1. A method for vacuum sealing an article in a substantially air-tight zipper-type plastic bag, comprising the steps of:

a) placing said article into said zipper-type plastic bag;

b) turning on a vacuum source having an elongated nozzle end;

c) inserting said nozzle end into said zipper-type plastic bag;

d) substantially sealing said zipper-type plastic bag around said nozzle end;

e) waiting for a desired amount of air to be withdrawn from said zipper-type plastic bag through said nozzle end;

f) removing said nozzle end from said zipper-type plastic bag; and

g) substantially sealing said zipper-type plastic bag with said article contained therein,

wherein said vacuum source comprises a household vacuum cleaner, said vacuum cleaner having a vacuum hose connected thereto having a free end with a nozzle adaptor substantially secured thereto, said nozzle adaptor comprising a hose engaging end and said elongated nozzle end, and terminating in a small nozzle orifice, said hose engaging end substantially sealedly engaging said vacuum hose, whereby said nozzle adaptor is substantially secured to said vacuum hose when said vacuum cleaner is turned on and air is drawn through said nozzle orifice and into said vacuum hose.

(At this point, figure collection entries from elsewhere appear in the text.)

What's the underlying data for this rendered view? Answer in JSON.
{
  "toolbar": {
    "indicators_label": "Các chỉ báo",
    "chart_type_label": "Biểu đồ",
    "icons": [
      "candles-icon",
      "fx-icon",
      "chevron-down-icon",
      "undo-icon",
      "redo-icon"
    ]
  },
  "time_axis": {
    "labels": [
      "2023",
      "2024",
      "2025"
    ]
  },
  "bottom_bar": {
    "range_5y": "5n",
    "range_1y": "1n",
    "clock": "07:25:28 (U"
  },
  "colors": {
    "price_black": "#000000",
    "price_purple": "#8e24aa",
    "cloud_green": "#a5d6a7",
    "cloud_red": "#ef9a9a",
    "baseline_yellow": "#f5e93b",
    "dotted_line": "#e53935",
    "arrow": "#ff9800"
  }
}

2. A method for vacuum sealing as recited in claim 1, wherein said hose engaging end of said nozzle adaptor comprises a substantially cylindrical tube having an open end, a closed end, and an inner diameter sufficiently large to allow insertion of said free end of said vacuum hose thereinto, said closed end being connected to said nozzle end and having an opening therethrough allowing air flow through said nozzle end into said hose engaging end.

3. A method for vacuum sealing as recited in claim 1, wherein said hose engaging end comprises a substantially frusto-conical tube having a closed base, an open apex, an outer apex diameter sufficiently small to allow insertion of said apex into said free end of said vacuum hose, and an outer base diameter sufficiently large to prevent insertion of said base into said free end of said vacuum hose, said base being connected to said nozzle end and having an opening therethrough allowing air flow through said nozzle end into said hose engaging end.

4. A method for vacuum sealing as recited in claim 1, wherein said hose engaging end comprises a substantially spherical hollow shell having an outer diameter sufficiently large to prevent insertion of said spherical shell into said free end of said vacuum hose, having an opening sufficiently small to prevent insertion of said free end of said vacuum hose thereinto, being connected opposite said opening to said nozzle end, and having an opening therethrough opposite said opening allowing air flow through said nozzle end into said hose engaging end.

5. A method for vacuum sealing as recited in claim 1, wherein said elongated nozzle end comprises an elongated substantially cylindrical tube.

6. A method for vacuum sealing as recited in claim 1, wherein said elongated nozzle end comprises an elongated tapered tube.

7. A method for vacuum sealing as recited in claim 1, wherein said vacuum source comprises a hand-held vacuum source with an elongated nozzle end.